PFB Channelizers and Synthesizers

Building the Filters

Based on the paper presented at the Karlsruhe Institute of Technology's Workshop on Software Radio (WSR).

The paper starts off by explaining how to build the prototype filters and how these lead directly to the concept of the polyphase aspect of the filterbank.

Running scripts from this tutorial requires a GNU Radio version compatible with 3.7.3 with gr-qtgui.

Also, things were changing a bit while working on the paper, and so some of the numbers there might be off a bit. When in doubt, use the numbers in the scripts provided in this post. If they don't work perfectly for you, you can always play around with them.

If you run this script, it uses GNU Radio's firdes program to build a low pass filter than can be used for a 4 channel channelizer. It then plots the original prototype filter as a set of taps as well as the individual filters as they are partitioned among the four channels, as shown below. The trick here is to realized that a) the partitioned filters are down-sampled versions of the original filter and b) each version is the same filter at a different phase (at 2pi m / M). So the prototype is built at the highest sample rate of the filter but designed for the channel bandwidth of the baseband channels.

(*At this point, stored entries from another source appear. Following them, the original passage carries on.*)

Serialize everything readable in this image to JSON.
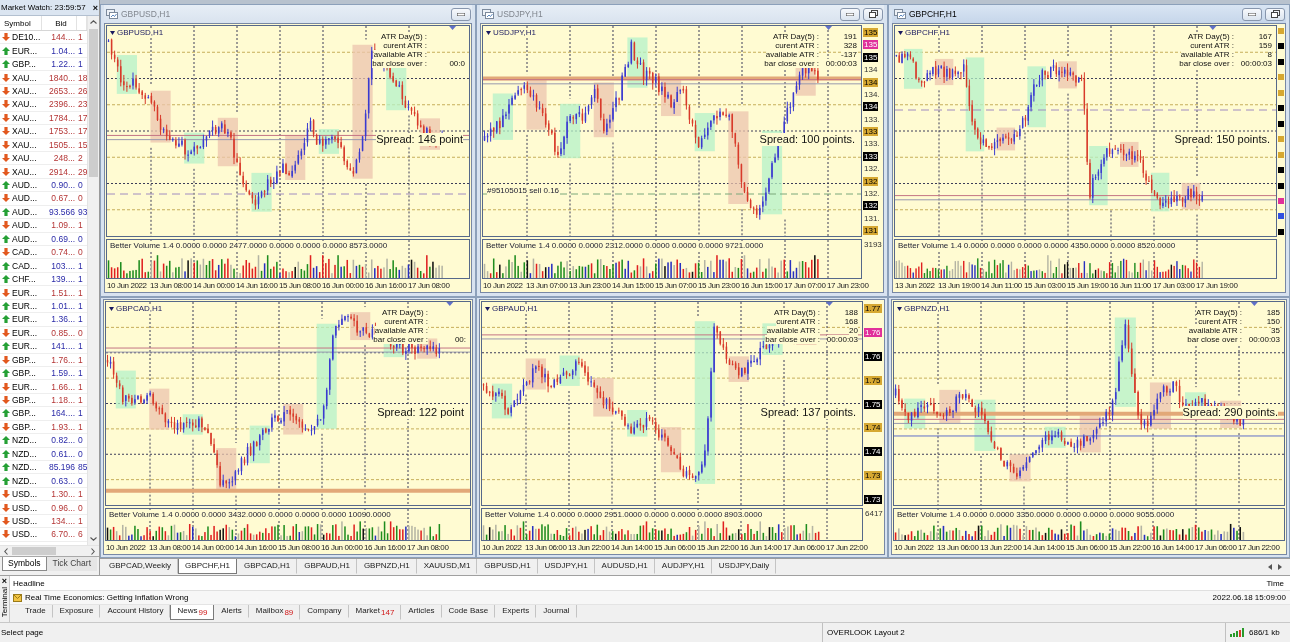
{
  "market_watch": {
    "title": "Market Watch: 23:59:57",
    "close": "×",
    "columns": [
      "Symbol",
      "Bid"
    ],
    "rows": [
      {
        "symbol": "DE10...",
        "bid": "144....",
        "ask": "1",
        "up": false
      },
      {
        "symbol": "EUR...",
        "bid": "1.04...",
        "ask": "1",
        "up": true
      },
      {
        "symbol": "GBP...",
        "bid": "1.22...",
        "ask": "1",
        "up": true
      },
      {
        "symbol": "XAU...",
        "bid": "1840...",
        "ask": "18",
        "up": false
      },
      {
        "symbol": "XAU...",
        "bid": "2653...",
        "ask": "26",
        "up": false
      },
      {
        "symbol": "XAU...",
        "bid": "2396...",
        "ask": "23",
        "up": false
      },
      {
        "symbol": "XAU...",
        "bid": "1784...",
        "ask": "17",
        "up": false
      },
      {
        "symbol": "XAU...",
        "bid": "1753...",
        "ask": "17",
        "up": false
      },
      {
        "symbol": "XAU...",
        "bid": "1505...",
        "ask": "15",
        "up": false
      },
      {
        "symbol": "XAU...",
        "bid": "248...",
        "ask": "2",
        "up": false
      },
      {
        "symbol": "XAU...",
        "bid": "2914...",
        "ask": "29",
        "up": false
      },
      {
        "symbol": "AUD...",
        "bid": "0.90...",
        "ask": "0",
        "up": true
      },
      {
        "symbol": "AUD...",
        "bid": "0.67...",
        "ask": "0",
        "up": false
      },
      {
        "symbol": "AUD...",
        "bid": "93.566",
        "ask": "93",
        "up": true
      },
      {
        "symbol": "AUD...",
        "bid": "1.09...",
        "ask": "1",
        "up": false
      },
      {
        "symbol": "AUD...",
        "bid": "0.69...",
        "ask": "0",
        "up": true
      },
      {
        "symbol": "CAD...",
        "bid": "0.74...",
        "ask": "0",
        "up": false
      },
      {
        "symbol": "CAD...",
        "bid": "103....",
        "ask": "1",
        "up": true
      },
      {
        "symbol": "CHF...",
        "bid": "139....",
        "ask": "1",
        "up": true
      },
      {
        "symbol": "EUR...",
        "bid": "1.51...",
        "ask": "1",
        "up": false
      },
      {
        "symbol": "EUR...",
        "bid": "1.01...",
        "ask": "1",
        "up": true
      },
      {
        "symbol": "EUR...",
        "bid": "1.36...",
        "ask": "1",
        "up": true
      },
      {
        "symbol": "EUR...",
        "bid": "0.85...",
        "ask": "0",
        "up": false
      },
      {
        "symbol": "EUR...",
        "bid": "141....",
        "ask": "1",
        "up": true
      },
      {
        "symbol": "GBP...",
        "bid": "1.76...",
        "ask": "1",
        "up": false
      },
      {
        "symbol": "GBP...",
        "bid": "1.59...",
        "ask": "1",
        "up": true
      },
      {
        "symbol": "EUR...",
        "bid": "1.66...",
        "ask": "1",
        "up": false
      },
      {
        "symbol": "GBP...",
        "bid": "1.18...",
        "ask": "1",
        "up": false
      },
      {
        "symbol": "GBP...",
        "bid": "164....",
        "ask": "1",
        "up": true
      },
      {
        "symbol": "GBP...",
        "bid": "1.93...",
        "ask": "1",
        "up": false
      },
      {
        "symbol": "NZD...",
        "bid": "0.82...",
        "ask": "0",
        "up": true
      },
      {
        "symbol": "NZD...",
        "bid": "0.61...",
        "ask": "0",
        "up": true
      },
      {
        "symbol": "NZD...",
        "bid": "85.196",
        "ask": "85",
        "up": true
      },
      {
        "symbol": "NZD...",
        "bid": "0.63...",
        "ask": "0",
        "up": true
      },
      {
        "symbol": "USD...",
        "bid": "1.30...",
        "ask": "1",
        "up": false
      },
      {
        "symbol": "USD...",
        "bid": "0.96...",
        "ask": "0",
        "up": false
      },
      {
        "symbol": "USD...",
        "bid": "134....",
        "ask": "1",
        "up": false
      },
      {
        "symbol": "USD...",
        "bid": "6.70...",
        "ask": "6",
        "up": false
      }
    ],
    "tabs": [
      {
        "label": "Symbols",
        "selected": true
      },
      {
        "label": "Tick Chart",
        "selected": false
      }
    ]
  },
  "charts": [
    {
      "title": "GBPUSD,H1",
      "active": false,
      "minimize_button": true,
      "symbol": "GBPUSD,H1",
      "atr": [
        {
          "label": "ATR Day(5) :"
        },
        {
          "label": "curent ATR :"
        },
        {
          "label": "available ATR :"
        },
        {
          "label": "bar close over :",
          "value": "00:0"
        }
      ],
      "spread": "Spread: 146 point",
      "volume_label": "Better Volume 1.4 0.0000 0.0000 2477.0000 0.0000 0.0000 0.0000 8573.0000",
      "time_labels": [
        "10 Jun 2022",
        "13 Jun 08:00",
        "14 Jun 00:00",
        "14 Jun 16:00",
        "15 Jun 08:00",
        "16 Jun 00:00",
        "16 Jun 16:00",
        "17 Jun 08:00"
      ]
    },
    {
      "title": "USDJPY,H1",
      "active": false,
      "minimize_button": true,
      "restore_button": true,
      "symbol": "USDJPY,H1",
      "atr": [
        {
          "label": "ATR Day(5) :",
          "value": "191"
        },
        {
          "label": "curent ATR :",
          "value": "328"
        },
        {
          "label": "available ATR :",
          "value": "-137"
        },
        {
          "label": "bar close over :",
          "value": "00:00:03"
        }
      ],
      "spread": "Spread: 100 points.",
      "order_label": "#95105015 sell 0.16",
      "volume_label": "Better Volume 1.4 0.0000 0.0000 2312.0000 0.0000 0.0000 0.0000 9721.0000",
      "price_axis": [
        {
          "text": "135",
          "kind": "gold"
        },
        {
          "text": "135",
          "kind": "pink"
        },
        {
          "text": "135",
          "kind": "black"
        },
        {
          "text": "134",
          "kind": "plain"
        },
        {
          "text": "134",
          "kind": "gold"
        },
        {
          "text": "134.",
          "kind": "plain"
        },
        {
          "text": "134",
          "kind": "black"
        },
        {
          "text": "133.",
          "kind": "plain"
        },
        {
          "text": "133",
          "kind": "gold"
        },
        {
          "text": "133.",
          "kind": "plain"
        },
        {
          "text": "133",
          "kind": "black"
        },
        {
          "text": "132.",
          "kind": "plain"
        },
        {
          "text": "132",
          "kind": "gold"
        },
        {
          "text": "132.",
          "kind": "plain"
        },
        {
          "text": "132",
          "kind": "black"
        },
        {
          "text": "131.",
          "kind": "plain"
        },
        {
          "text": "131",
          "kind": "gold"
        }
      ],
      "volume_axis": [
        "3193"
      ],
      "time_labels": [
        "10 Jun 2022",
        "13 Jun 07:00",
        "13 Jun 23:00",
        "14 Jun 15:00",
        "15 Jun 07:00",
        "15 Jun 23:00",
        "16 Jun 15:00",
        "17 Jun 07:00",
        "17 Jun 23:00"
      ]
    },
    {
      "title": "GBPCHF,H1",
      "active": true,
      "minimize_button": true,
      "restore_button": true,
      "symbol": "GBPCHF,H1",
      "atr": [
        {
          "label": "ATR Day(5) :",
          "value": "167"
        },
        {
          "label": "curent ATR :",
          "value": "159"
        },
        {
          "label": "available ATR :",
          "value": "8"
        },
        {
          "label": "bar close over :",
          "value": "00:00:03"
        }
      ],
      "spread": "Spread: 150 points.",
      "volume_label": "Better Volume 1.4 0.0000 0.0000 0.0000 0.0000 4350.0000 0.0000 8520.0000",
      "price_axis": [
        {
          "kind": "gold"
        },
        {
          "kind": "black"
        },
        {
          "kind": "black"
        },
        {
          "kind": "gold"
        },
        {
          "kind": "gold"
        },
        {
          "kind": "black"
        },
        {
          "kind": "black"
        },
        {
          "kind": "gold"
        },
        {
          "kind": "gold"
        },
        {
          "kind": "black"
        },
        {
          "kind": "black"
        },
        {
          "kind": "pink"
        },
        {
          "kind": "blue"
        },
        {
          "kind": "black"
        }
      ],
      "time_labels": [
        "13 Jun 2022",
        "13 Jun 19:00",
        "14 Jun 11:00",
        "15 Jun 03:00",
        "15 Jun 19:00",
        "16 Jun 11:00",
        "17 Jun 03:00",
        "17 Jun 19:00"
      ]
    },
    {
      "symbol": "GBPCAD,H1",
      "atr": [
        {
          "label": "ATR Day(5) :"
        },
        {
          "label": "curent ATR :"
        },
        {
          "label": "available ATR :"
        },
        {
          "label": "bar close over :",
          "value": "00:"
        }
      ],
      "spread": "Spread: 122 point",
      "volume_label": "Better Volume 1.4 0.0000 0.0000 3432.0000 0.0000 0.0000 0.0000 10090.0000",
      "time_labels": [
        "10 Jun 2022",
        "13 Jun 08:00",
        "14 Jun 00:00",
        "14 Jun 16:00",
        "15 Jun 08:00",
        "16 Jun 00:00",
        "16 Jun 16:00",
        "17 Jun 08:00"
      ]
    },
    {
      "symbol": "GBPAUD,H1",
      "atr": [
        {
          "label": "ATR Day(5) :",
          "value": "188"
        },
        {
          "label": "curent ATR :",
          "value": "168"
        },
        {
          "label": "available ATR :",
          "value": "20"
        },
        {
          "label": "bar close over :",
          "value": "00:00:03"
        }
      ],
      "spread": "Spread: 137 points.",
      "volume_label": "Better Volume 1.4 0.0000 0.0000 2951.0000 0.0000 0.0000 0.0000 8903.0000",
      "price_axis": [
        {
          "text": "1.77",
          "kind": "gold"
        },
        {
          "text": "1.76",
          "kind": "pink"
        },
        {
          "text": "1.76",
          "kind": "black"
        },
        {
          "text": "1.75",
          "kind": "gold"
        },
        {
          "text": "1.75",
          "kind": "black"
        },
        {
          "text": "1.74",
          "kind": "gold"
        },
        {
          "text": "1.74",
          "kind": "black"
        },
        {
          "text": "1.73",
          "kind": "gold"
        },
        {
          "text": "1.73",
          "kind": "black"
        }
      ],
      "volume_axis": [
        "6417"
      ],
      "time_labels": [
        "10 Jun 2022",
        "13 Jun 06:00",
        "13 Jun 22:00",
        "14 Jun 14:00",
        "15 Jun 06:00",
        "15 Jun 22:00",
        "16 Jun 14:00",
        "17 Jun 06:00",
        "17 Jun 22:00"
      ]
    },
    {
      "symbol": "GBPNZD,H1",
      "atr": [
        {
          "label": "ATR Day(5) :",
          "value": "185"
        },
        {
          "label": "curent ATR :",
          "value": "150"
        },
        {
          "label": "available ATR :",
          "value": "35"
        },
        {
          "label": "bar close over :",
          "value": "00:00:03"
        }
      ],
      "spread": "Spread: 290 points.",
      "volume_label": "Better Volume 1.4 0.0000 0.0000 3350.0000 0.0000 0.0000 0.0000 9055.0000",
      "time_labels": [
        "10 Jun 2022",
        "13 Jun 06:00",
        "13 Jun 22:00",
        "14 Jun 14:00",
        "15 Jun 06:00",
        "15 Jun 22:00",
        "16 Jun 14:00",
        "17 Jun 06:00",
        "17 Jun 22:00"
      ]
    }
  ],
  "chart_tabs": [
    {
      "label": "GBPCAD,Weekly",
      "selected": false
    },
    {
      "label": "GBPCHF,H1",
      "selected": true
    },
    {
      "label": "GBPCAD,H1",
      "selected": false
    },
    {
      "label": "GBPAUD,H1",
      "selected": false
    },
    {
      "label": "GBPNZD,H1",
      "selected": false
    },
    {
      "label": "XAUUSD,M1",
      "selected": false
    },
    {
      "label": "GBPUSD,H1",
      "selected": false
    },
    {
      "label": "USDJPY,H1",
      "selected": false
    },
    {
      "label": "AUDUSD,H1",
      "selected": false
    },
    {
      "label": "AUDJPY,H1",
      "selected": false
    },
    {
      "label": "USDJPY,Daily",
      "selected": false
    }
  ],
  "terminal": {
    "close": "×",
    "title": "Terminal",
    "columns": [
      "Headline",
      "Time"
    ],
    "news": [
      {
        "headline": "Real Time Economics: Getting Inflation Wrong",
        "time": "2022.06.18 15:09:00"
      }
    ],
    "tabs": [
      {
        "label": "Trade",
        "selected": false
      },
      {
        "label": "Exposure",
        "selected": false
      },
      {
        "label": "Account History",
        "selected": false
      },
      {
        "label": "News",
        "count": "99",
        "selected": true
      },
      {
        "label": "Alerts",
        "selected": false
      },
      {
        "label": "Mailbox",
        "count": "89",
        "selected": false
      },
      {
        "label": "Company",
        "selected": false
      },
      {
        "label": "Market",
        "count": "147",
        "selected": false
      },
      {
        "label": "Articles",
        "selected": false
      },
      {
        "label": "Code Base",
        "selected": false
      },
      {
        "label": "Experts",
        "selected": false
      },
      {
        "label": "Journal",
        "selected": false
      }
    ]
  },
  "status_bar": {
    "hint": "Select page",
    "profile": "OVERLOOK Layout 2",
    "traffic": "686/1 kb"
  }
}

The code to generate this filter is:

lpf = filter.firdes.low_pass_2(1, 1, 0.05, 0.05, 60)

We use a 4 channel example here to make the visualization of the filter taps easy. But a more interesting channelization problem is do handle bigger sets of channels. Because it's easy and available, I'm using the FM broadcast band from 88 to 108 MHz. Each channel is 200 kHz wide, so there are 100 channels in the 20 MHz bandwidth. What would that filter look like?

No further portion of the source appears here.